Das Jahr 2020 sei ein sehr gutes Bienenjahr sagt Homburger. Die warmen Temperaturen, bei denen sich Bienen wohl fühlen, hätten früh eingesetzt und Futterlage sei überdurchschnittlich gut, da im Südwesten, die Hitzewellen diesmal vergleichsweise kurz ausfielen. Los geht die Nektarsuche meistens im April oder sobald die Temperaturen stabil über 12 Grad liegen. Das Futterrevier der Bienen umfasst einen Umkreis bis zu fünf Kilometern rund um den Bienenstock. Mit ihren winzigen Rüsseln saugen die Sammelbienen den Blütennektar auf und transportieren ihn zum Stock, wo die Stockbienen ihn weiterverarbeiten.

"Die Honigbienen sind sehr blütentreu und fliegen in der Regel nur eine Blütensorte in ihrem Fluggebiet an, bis diese abgeerntet ist. Dafür legen sie täglich bis zu zehn Kilometer zurück", erklärt der Hobbyimker. Bis die Nektarblase genannte Vorratskammer voll ist, fliegt das fleißige Insekt etwa bis zu 200 Blüten an. Die winzigen Hochleistungsnutztiere fristen nur ein sehr kurzes Dasein und leben im Sommer nicht länger als sechs Wochen, in denen sie sich voll und ganz in den Dienst ihres Volkes stellen.

Einsatz in Obstplantagen

Als praktischen und für die Natur elementaren Nebeneffekt bestäuben die Honigbienen gleichzeitig die Pflanzen, die sie besuchen, da die winzigen Pollenpartikel an der Körperbehaarung der Insekten haften bleiben. "Gezielt werden Bienen zum Beispiel in Obstplantagen eingesetzt", erklärt der Vorsitzende des Imkervereins.

Sind die Honigwaben im Bienenstock gefüllt, holt der Imker sie raus. Wichtig: Die Waben müssen mit einer dünnen Wachsschicht überzogen sein. Die Erntezeit für den Imker beginnt in der Regel im Mai. Die Gewinnung des Honigs aus den Waben, die gefüllt etwa zwei Kilogramm wiegen, erfolgt dann in einem geschlossenen, trockenen und geruchsfreien Raum. Denn die zähflüssige Masse nimmt leicht Gerüche an und zieht das Wasser aus der Luft. Honig darf maximal 21 Prozent Wassergehalt aufweisen. Diesen Wert erreicht der Honig in der Wabe. Die Bienen unterstützen den Verdunstungsvorgang mit bewusstem schnellen Flügelschlagen und geben zudem spezielle Enzyme durch ihren Speichel ab, so dass er seine typische Konsistenz erreicht.

Mit einer einfachen Maschine erfolgt dann durch den Imker das Honigschleudern, das den entscheidenden Schritt in der Honiggewinnung darstellt.
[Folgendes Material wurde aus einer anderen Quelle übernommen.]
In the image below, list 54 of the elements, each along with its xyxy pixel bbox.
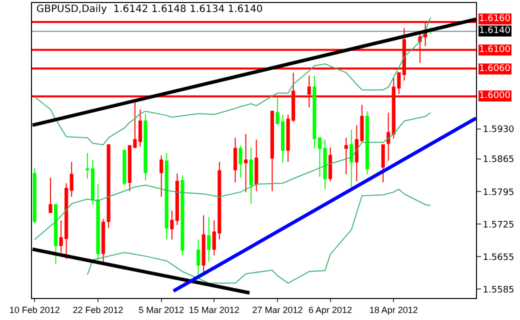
candlestick (96, 184, 100, 260)
candlestick (312, 74, 316, 149)
ref-line-label: 1.6000 (479, 91, 511, 101)
ref-line-label: 1.6100 (479, 45, 511, 55)
y-tick-label: 1.5795 (482, 188, 514, 198)
candlestick (160, 154, 164, 198)
x-tick-label: 18 Apr 2012 (369, 304, 418, 315)
x-tick-label: 15 Mar 2012 (188, 304, 240, 315)
candlestick (233, 137, 238, 183)
candlestick (365, 110, 370, 175)
candlestick (106, 144, 110, 228)
x-tick-label: 6 Apr 2012 (308, 304, 352, 315)
y-tick-label: 1.5585 (482, 285, 514, 296)
candlestick (138, 108, 142, 148)
candlestick (180, 174, 184, 256)
line-series (34, 112, 432, 240)
candlestick (207, 216, 211, 262)
candlestick (86, 152, 90, 180)
candlestick (381, 144, 385, 183)
line-series (34, 16, 432, 146)
candlestick (122, 150, 126, 186)
line-series (86, 188, 432, 284)
candlestick (350, 129, 354, 188)
x-tick-label: 5 Mar 2012 (138, 304, 184, 315)
x-tick-label: 10 Feb 2012 (9, 304, 60, 315)
candlestick (70, 161, 74, 198)
ref-line-label: 1.6060 (479, 64, 511, 74)
candlestick (32, 167, 36, 224)
candlestick (170, 210, 174, 240)
y-tick-label: 1.5930 (482, 125, 515, 136)
candlestick (175, 173, 179, 226)
candlestick (202, 214, 206, 274)
candlestick (90, 160, 95, 206)
ref-line-label: 1.6140 (479, 26, 511, 36)
candlestick (164, 152, 168, 240)
x-tick-label: 27 Mar 2012 (252, 304, 303, 315)
x-tick-label: 22 Feb 2012 (72, 304, 124, 315)
candlestick (244, 134, 248, 193)
candlestick (238, 145, 242, 178)
candlestick (328, 146, 332, 182)
candlestick (270, 110, 274, 192)
y-tick-label: 1.5865 (482, 155, 514, 166)
candlestick (101, 218, 106, 262)
candlestick (54, 204, 58, 265)
y-tick-label: 1.5655 (482, 252, 514, 263)
candlestick (48, 177, 52, 214)
ref-line-label: 1.6160 (479, 14, 511, 24)
candlestick (254, 139, 258, 192)
y-tick-label: 1.5725 (482, 220, 514, 230)
candlestick (386, 112, 390, 162)
candlestick (144, 113, 148, 181)
candlestick (344, 137, 348, 175)
candlestick (249, 146, 253, 204)
chart-title: GBPUSD,Daily 1.6142 1.6148 1.6134 1.6140 (36, 4, 263, 15)
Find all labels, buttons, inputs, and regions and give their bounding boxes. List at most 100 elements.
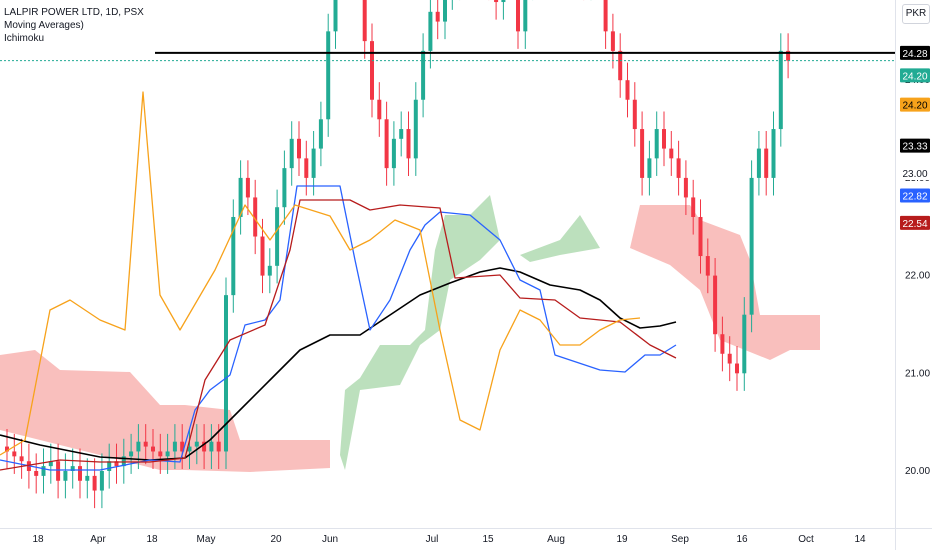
candle-body	[421, 50, 426, 100]
price-label-text: 24.20	[902, 71, 927, 82]
candle-body	[370, 41, 374, 100]
x-tick-label: 15	[482, 534, 494, 545]
candle-body	[756, 148, 761, 178]
candle-body	[676, 158, 681, 178]
price-label-text: 24.28	[902, 49, 927, 60]
candle-body	[78, 466, 82, 481]
candle-body	[362, 0, 367, 42]
chart-legend: LALPIR POWER LTD, 1D, PSX Moving Average…	[4, 6, 144, 45]
candle-body	[114, 461, 119, 467]
symbol-title[interactable]: LALPIR POWER LTD, 1D, PSX	[4, 7, 144, 18]
candle-body	[282, 168, 287, 208]
price-label-text: 23.00	[902, 169, 927, 180]
indicator-moving-averages[interactable]: Moving Averages)	[4, 20, 84, 31]
candle-body	[618, 50, 623, 81]
y-tick-label: 21.00	[905, 368, 930, 379]
x-tick-label: Jul	[426, 534, 439, 545]
candle-body	[187, 446, 192, 452]
candle-body	[34, 471, 39, 476]
candle-body	[377, 99, 382, 120]
candle-body	[5, 446, 9, 452]
candle-body	[698, 216, 703, 257]
candle-body	[771, 129, 776, 178]
cloud-band-1	[185, 405, 330, 472]
price-label: 24.20	[900, 68, 930, 83]
candle-body	[92, 475, 97, 491]
candle-body	[778, 50, 783, 130]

Danach wird er in Gläser abgefüllt. "Viel mehr passiert bei der Honiggewinnung nicht. Es ist ein echtes Naturprodukt, das regionaler kaum sein könnte", schwärmt Homburger. Da der Honig eigentlich das Winterfutter der Bienen ist, sorgt der Imker in Form von Zuckerwasser für Ersatz in kalten Monaten.

Honigverordnung

Die deutsche Honigverordnung gibt vor, wie der Honig sein muss. Ob der Imker ihn nun Tannenhonig oder beispielsweise Lindenhonig nennen darf, bestimmt die Landesanstalt für Bienenkunde an der Universität Hohenheim. Um reiner Sortenhonig zu sein, müssen mindestens 60 Prozent einer bestimmten Blütensorte zugeordnet werden können.

So erfüllend das Imkerhobby ist, ein kleines Manko gibt es doch: "Jedes Jahr werde ich trotz Schutzkleidung sicher 50 bis 60 Mal von Bienen gestochen, aber daran gewöhnt man sich", sagt Homburger, "und den Sommerurlaub verbringt man meistens am Bienenstand."